Amruta Bhate

Biochemistry Graduate Student


School of Molecular Cell Biology

B.S. Biochemistry - University of Mumbai

Worked in the Lab: December 2012 - July 2017


Current Position: Post-doc Fellow at UCSF

Email: bhate2@illinois.edu


Funding: Herbert L. Carter fellowship in Biochemistry

Publications

Bhate A*, Parker DJ*, Bebee TW, Ahn J, Arif W, Rashan EH, Chorghade S, Chau A, Lee JH, Anakk S, Carstens RP, Xiao X and Kalsotra A (2015) ESRP2 controls an adult splicing program in hepatocytes to support postnatal liver maturation. Nat. Commun. 6:8768 | DOI: 10.1038/ncomms9768 | * denotes equal authors


Alam H., Bhate A., Gangadaran P., Sawant S., Sehgal L., Salot S., Dange P., Chaukar D., D’cruz A., Kannan S., Gude R., Dalal S. And Vaidya M. ‘Fascin overexpression promotes neoplastic progression in OSCC.’ BMC Cancer 12:32. doi: 10.1186/1471-2407-12-32.


Alam H., Gangadaran P, Bhate A, Chaukar DA, Sawant SS, Tiwari R, Bobade J, Kannan S, D’cruz AK, Kane S And Vaidya MM. ‘Loss of Kertain 8 phosphorylation leads to increased tumour progression and correlates with clinicopathological parameters of OSCC patients.’ PLoS One 6(11):e27767. doi: 10.1371.



Biography




(Click images to enlarge)

I am a Ph.D student in the Biochemistry Department. I hail from Mumbai, India. I have an undergrad degree in Biochemistry from the University of Mumbai. I love reading, it is hard for me to put down a book (a good one or otherwise) once I start reading! I love travelling, and my dream is to backpack across Europe! I also like learning new languages.

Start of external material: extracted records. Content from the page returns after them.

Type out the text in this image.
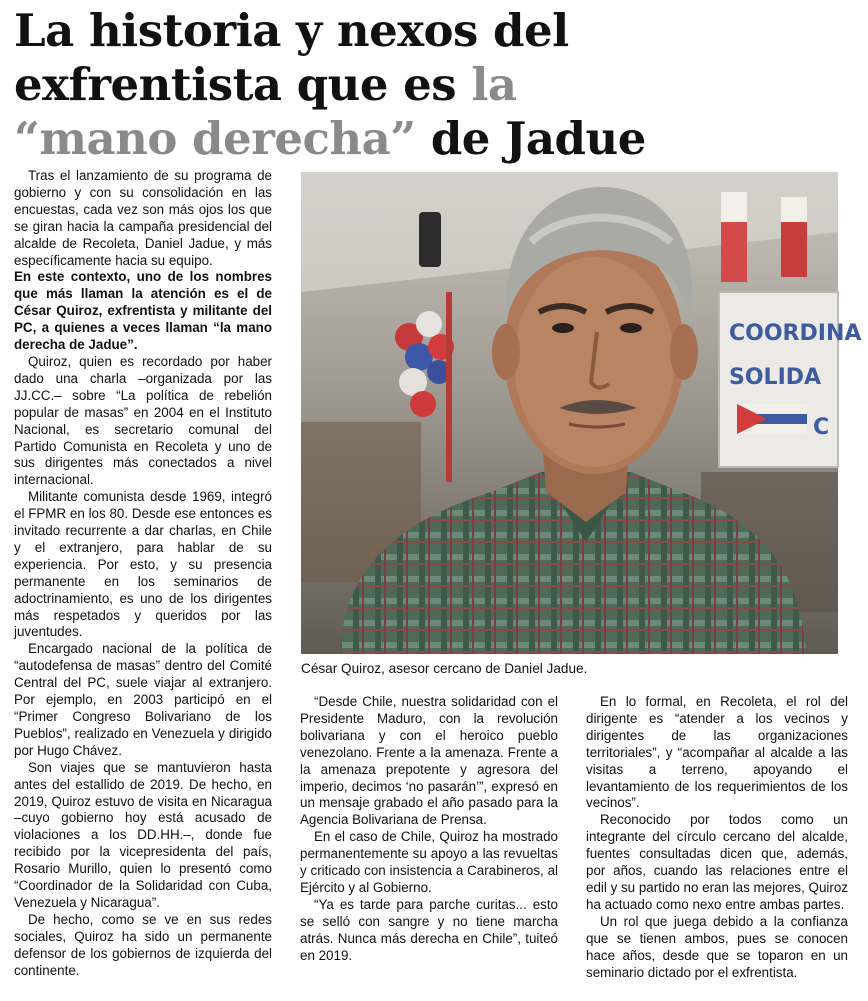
La historia y nexos del
exfrentista que es la
“mano derecha” de Jadue

Tras el lanzamiento de su programa de gobierno y con su consolidación en las encuestas, cada vez son más ojos los que se giran hacia la campaña presidencial del alcalde de Recoleta, Daniel Jadue, y más específicamente hacia su equipo.

En este contexto, uno de los nombres que más llaman la atención es el de César Quiroz, exfrentista y militante del PC, a quienes a veces llaman “la mano derecha de Jadue”.

Quiroz, quien es recordado por haber dado una charla –organizada por las JJ.CC.– sobre “La política de rebelión popular de masas” en 2004 en el Instituto Nacional, es secretario comunal del Partido Comunista en Recoleta y uno de sus dirigentes más conectados a nivel internacional.

Militante comunista desde 1969, integró el FPMR en los 80. Desde ese entonces es invitado recurrente a dar charlas, en Chile y el extranjero, para hablar de su experiencia. Por esto, y su presencia permanente en los seminarios de adoctrinamiento, es uno de los dirigentes más respetados y queridos por las juventudes.

Encargado nacional de la política de “autodefensa de masas” dentro del Comité Central del PC, suele viajar al extranjero. Por ejemplo, en 2003 participó en el “Primer Congreso Bolivariano de los Pueblos”, realizado en Venezuela y dirigido por Hugo Chávez.

Son viajes que se mantuvieron hasta antes del estallido de 2019. De hecho, en 2019, Quiroz estuvo de visita en Nicaragua –cuyo gobierno hoy está acusado de violaciones a los DD.HH.–, donde fue recibido por la vicepresidenta del país, Rosario Murillo, quien lo presentó como “Coordinador de la Solidaridad con Cuba, Venezuela y Nicaragua”.

De hecho, como se ve en sus redes sociales, Quiroz ha sido un permanente defensor de los gobiernos de izquierda del continente.

COORDINA
SOLIDA
C
César Quiroz, asesor cercano de Daniel Jadue.

“Desde Chile, nuestra solidaridad con el Presidente Maduro, con la revolución bolivariana y con el heroico pueblo venezolano. Frente a la amenaza. Frente a la amenaza prepotente y agresora del imperio, decimos ‘no pasarán’”, expresó en un mensaje grabado el año pasado para la Agencia Bolivariana de Prensa.

En el caso de Chile, Quiroz ha mostrado permanentemente su apoyo a las revueltas y criticado con insistencia a Carabineros, al Ejército y al Gobierno.

“Ya es tarde para parche curitas... esto se selló con sangre y no tiene marcha atrás. Nunca más derecha en Chile”, tuiteó en 2019.

En lo formal, en Recoleta, el rol del dirigente es “atender a los vecinos y dirigentes de las organizaciones territoriales”, y “acompañar al alcalde a las visitas a terreno, apoyando el levantamiento de los requerimientos de los vecinos”.

Reconocido por todos como un integrante del círculo cercano del alcalde, fuentes consultadas dicen que, además, por años, cuando las relaciones entre el edil y su partido no eran las mejores, Quiroz ha actuado como nexo entre ambas partes.

Un rol que juega debido a la confianza que se tienen ambos, pues se conocen hace años, desde que se toparon en un seminario dictado por el exfrentista.
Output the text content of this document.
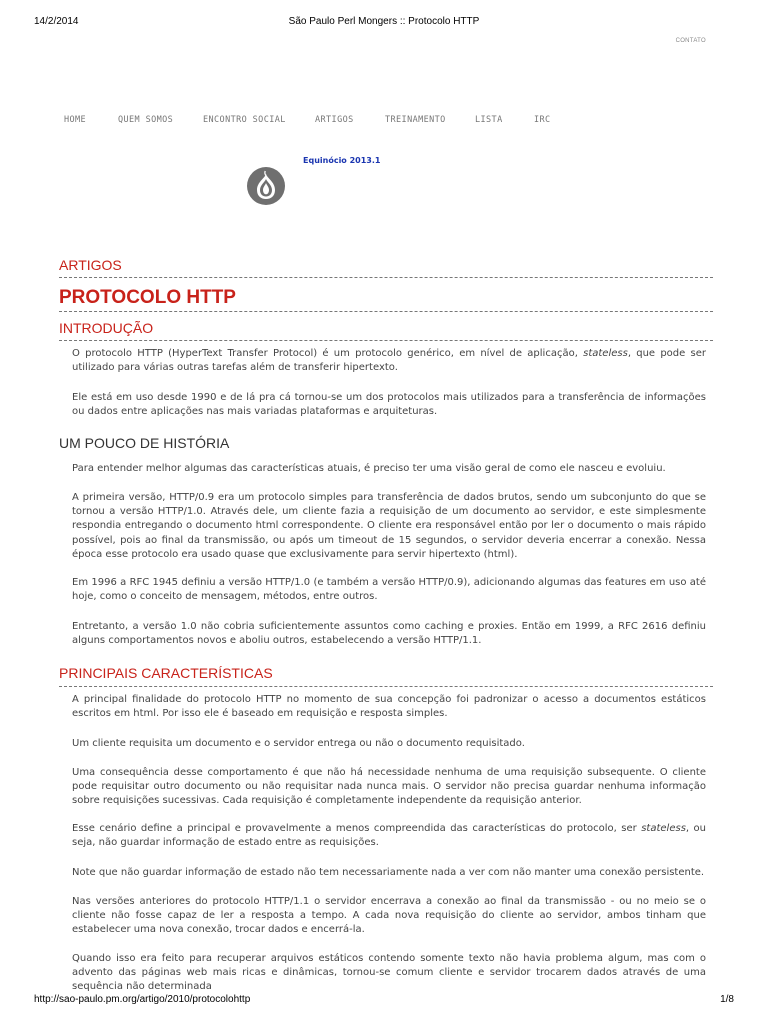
14/2/2014	São Paulo Perl Mongers :: Protocolo HTTP
CONTATO
HOME	QUEM SOMOS	ENCONTRO SOCIAL	ARTIGOS	TREINAMENTO	LISTA	IRC
Equinócio 2013.1
ARTIGOS
PROTOCOLO HTTP
INTRODUÇÃO

O protocolo HTTP (HyperText Transfer Protocol) é um protocolo genérico, em nível de aplicação, stateless, que pode ser utilizado para várias outras tarefas além de transferir hipertexto.

Ele está em uso desde 1990 e de lá pra cá tornou-se um dos protocolos mais utilizados para a transferência de informações ou dados entre aplicações nas mais variadas plataformas e arquiteturas.

UM POUCO DE HISTÓRIA

Para entender melhor algumas das características atuais, é preciso ter uma visão geral de como ele nasceu e evoluiu.

A primeira versão, HTTP/0.9 era um protocolo simples para transferência de dados brutos, sendo um subconjunto do que se tornou a versão HTTP/1.0. Através dele, um cliente fazia a requisição de um documento ao servidor, e este simplesmente respondia entregando o documento html correspondente. O cliente era responsável então por ler o documento o mais rápido possível, pois ao final da transmissão, ou após um timeout de 15 segundos, o servidor deveria encerrar a conexão. Nessa época esse protocolo era usado quase que exclusivamente para servir hipertexto (html).

Em 1996 a RFC 1945 definiu a versão HTTP/1.0 (e também a versão HTTP/0.9), adicionando algumas das features em uso até hoje, como o conceito de mensagem, métodos, entre outros.

Entretanto, a versão 1.0 não cobria suficientemente assuntos como caching e proxies. Então em 1999, a RFC 2616 definiu alguns comportamentos novos e aboliu outros, estabelecendo a versão HTTP/1.1.

PRINCIPAIS CARACTERÍSTICAS

A principal finalidade do protocolo HTTP no momento de sua concepção foi padronizar o acesso a documentos estáticos escritos em html. Por isso ele é baseado em requisição e resposta simples.

Um cliente requisita um documento e o servidor entrega ou não o documento requisitado.

Uma consequência desse comportamento é que não há necessidade nenhuma de uma requisição subsequente. O cliente pode requisitar outro documento ou não requisitar nada nunca mais. O servidor não precisa guardar nenhuma informação sobre requisições sucessivas. Cada requisição é completamente independente da requisição anterior.

Esse cenário define a principal e provavelmente a menos compreendida das características do protocolo, ser stateless, ou seja, não guardar informação de estado entre as requisições.

Note que não guardar informação de estado não tem necessariamente nada a ver com não manter uma conexão persistente.

Nas versões anteriores do protocolo HTTP/1.1 o servidor encerrava a conexão ao final da transmissão - ou no meio se o cliente não fosse capaz de ler a resposta a tempo. A cada nova requisição do cliente ao servidor, ambos tinham que estabelecer uma nova conexão, trocar dados e encerrá-la.

Quando isso era feito para recuperar arquivos estáticos contendo somente texto não havia problema algum, mas com o advento das páginas web mais ricas e dinâmicas, tornou-se comum cliente e servidor trocarem dados através de uma sequência não determinada

http://sao-paulo.pm.org/artigo/2010/protocolohttp	1/8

During my undergrad, I had the opportunity to work in an oral cancer lab at ACTREC, Navi Mumbai where I had a chance to study closely how malfunction of cellular mechanisms can lead to malignancies. This further deepened my interest in studying the mechanisms/regulatory networks which control gene expression and determine cell and tissue function.

Alternative splicing (AS) is the most prominent mechanism to generate mRNA complexity which in turn results in increased proteome diversity. Liver is the major metabolic organ of the body which undergoes massive developmental transitions with regards to function and structure. Thus, I want to study the role of alternative pre-mRNA splicing in liver development. My long term goal is to identify the determinants of AS which drive developmental transitions in liver and characterize the functional role of certain RNA binding proteins like MBNL1, CELF1 in liver development.

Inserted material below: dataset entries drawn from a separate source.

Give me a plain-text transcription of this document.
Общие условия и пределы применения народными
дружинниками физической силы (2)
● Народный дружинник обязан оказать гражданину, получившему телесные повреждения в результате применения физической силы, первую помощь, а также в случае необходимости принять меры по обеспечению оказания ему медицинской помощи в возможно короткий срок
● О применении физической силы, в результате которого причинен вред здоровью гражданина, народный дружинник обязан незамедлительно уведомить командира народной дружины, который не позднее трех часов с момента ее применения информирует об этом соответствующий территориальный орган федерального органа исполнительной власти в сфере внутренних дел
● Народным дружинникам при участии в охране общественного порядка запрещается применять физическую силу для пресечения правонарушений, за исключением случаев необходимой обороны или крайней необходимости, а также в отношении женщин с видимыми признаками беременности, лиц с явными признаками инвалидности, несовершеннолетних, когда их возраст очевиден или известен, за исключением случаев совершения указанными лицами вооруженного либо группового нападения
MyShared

Currently I am performing a genome-wide analysis of AS events during mammalian liver development to identify conserved and co-ordinately regulated events. During my preliminary analysis, I have screened ~150 events, based on the RNA-Seq experiment performed in the lab to check for the same (Fig.1 F,G), at two developmental timepoints; E18 and PN28 in mice and found that almost 80% of these events show a significant change in splicing pattern. This screening will eventually help us determine the gene pathways that undergo splicing during liver development. Using the Cre-lox Tissue specific/conditional knock-out mouse models for certain RNA Binding Proteins, which are being developed in the lab, we would be able to identify the splicing regulators which might be associated in the regulation of the splicing program during liver development.